Book Synopsis An Analytical and Descriptive Guide to the Materials in The History Teacher's Magazine and The Historical Outlook by : Richard Harrison Shryock
Download or read book An Analytical and Descriptive Guide to the Materials in The History Teacher's Magazine and The Historical Outlook written by Richard Harrison Shryock and published by . This book was released on 1925 with total page 64 pages. Available in PDF, EPUB and Kindle. Book excerpt:
Book Synopsis A Critical and Exegetical Commentary on Numbers by : George Buchanan Gray
Download or read book A Critical and Exegetical Commentary on Numbers written by George Buchanan Gray and published by . This book was released on 1903 with total page 554 pages. Available in PDF, EPUB and Kindle. Book excerpt:
Book Synopsis The Origin and Significance of Zero by :
Download or read book The Origin and Significance of Zero written by and published by BRILL. This book was released on 2024-03-11 with total page 787 pages. Available in PDF, EPUB and Kindle. Book excerpt: Zero has been axial in human development, but the origin and discovery of zero has never been satisfactorily addressed by a comprehensive, systematic and above all interdisciplinary research program. In this volume, over 40 international scholars explore zero under four broad themes: history; religion, philosophy & linguistics; arts; and mathematics & the sciences. Some propose that the invention/discovery of zero may have been facilitated by the prior evolution of a sophisticated concept of Nothingness or Emptiness (as it is understood in non-European traditions); and conversely, inhibited by the absence of, or aversion to, such a concept of Nothingness in the West. But not all scholars agree. Join the debate.

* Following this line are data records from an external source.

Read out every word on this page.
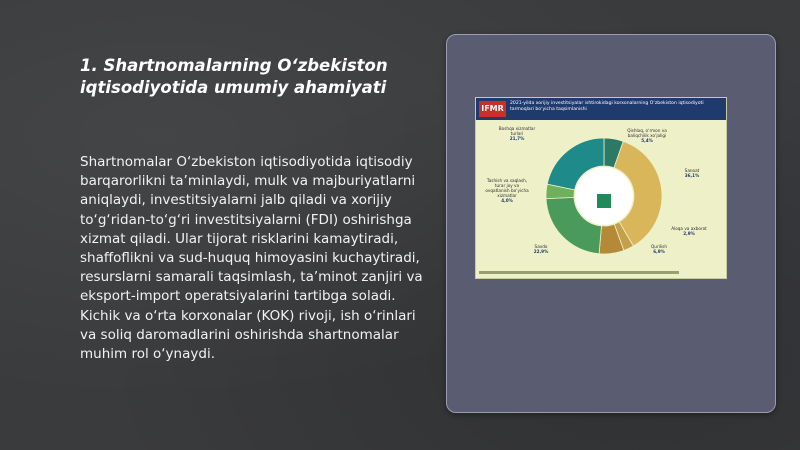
1. Shartnomalarning O‘zbekiston iqtisodiyotida umumiy ahamiyati
Shartnomalar O‘zbekiston iqtisodiyotida iqtisodiy barqarorlikni ta’minlaydi, mulk va majburiyatlarni aniqlaydi, investitsiyalarni jalb qiladi va xorijiy to‘g‘ridan-to‘g‘ri investitsiyalarni (FDI) oshirishga xizmat qiladi. Ular tijorat risklarini kamaytiradi, shaffoflikni va sud-huquq himoyasini kuchaytiradi, resurslarni samarali taqsimlash, ta’minot zanjiri va eksport-import operatsiyalarini tartibga soladi. Kichik va o‘rta korxonalar (KOK) rivoji, ish o‘rinlari va soliq daromadlarini oshirishda shartnomalar muhim rol o‘ynaydi.
IFMR
2021-yilda xorijiy investitsiyalar ishtirokidagi korxonalarning O‘zbekiston iqtisodiyoti tarmoqlari bo‘yicha taqsimlanishi
Boshqa xizmatlar turlari
21,7%
Qishloq, o‘rmon va baliqchilik xo‘jaligi
5,4%
Sanoat
36,1%
Tashish va saqlash, turar joy va ovqatlanish bo‘yicha xizmatlar
4,0%
Aloqa va axborot
2,9%
Qurilish
6,9%
Savdo
22,9%
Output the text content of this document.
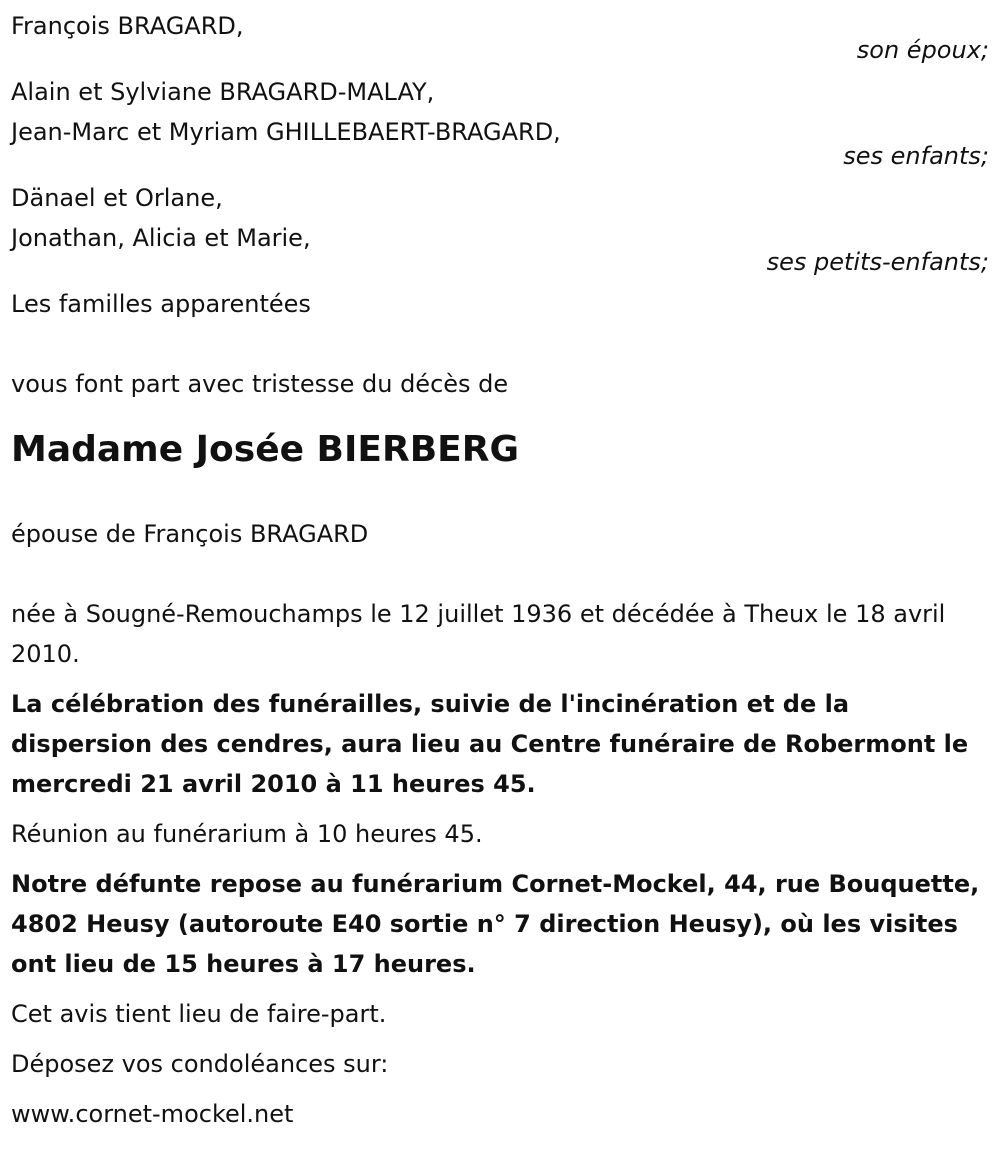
François BRAGARD,
son époux;
Alain et Sylviane BRAGARD-MALAY,
Jean-Marc et Myriam GHILLEBAERT-BRAGARD,
ses enfants;
Dänael et Orlane,
Jonathan, Alicia et Marie,
ses petits-enfants;
Les familles apparentées
vous font part avec tristesse du décès de
Madame Josée BIERBERG
épouse de François BRAGARD
née à Sougné-Remouchamps le 12 juillet 1936 et décédée à Theux le 18 avril 2010.
La célébration des funérailles, suivie de l'incinération et de la dispersion des cendres, aura lieu au Centre funéraire de Robermont le mercredi 21 avril 2010 à 11 heures 45.
Réunion au funérarium à 10 heures 45.
Notre défunte repose au funérarium Cornet-Mockel, 44, rue Bouquette, 4802 Heusy (autoroute E40 sortie n° 7 direction Heusy), où les visites ont lieu de 15 heures à 17 heures.
Cet avis tient lieu de faire-part.
Déposez vos condoléances sur:
www.cornet-mockel.net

Book Synopsis An Introduction to Algebraic Structures by : Joseph Landin
Download or read book An Introduction to Algebraic Structures written by Joseph Landin and published by Courier Corporation. This book was released on 2012-08-29 with total page 275 pages. Available in PDF, EPUB and Kindle. Book excerpt: This self-contained text covers sets and numbers, elements of set theory, real numbers, the theory of groups, group isomorphism and homomorphism, theory of rings, and polynomial rings. 1969 edition.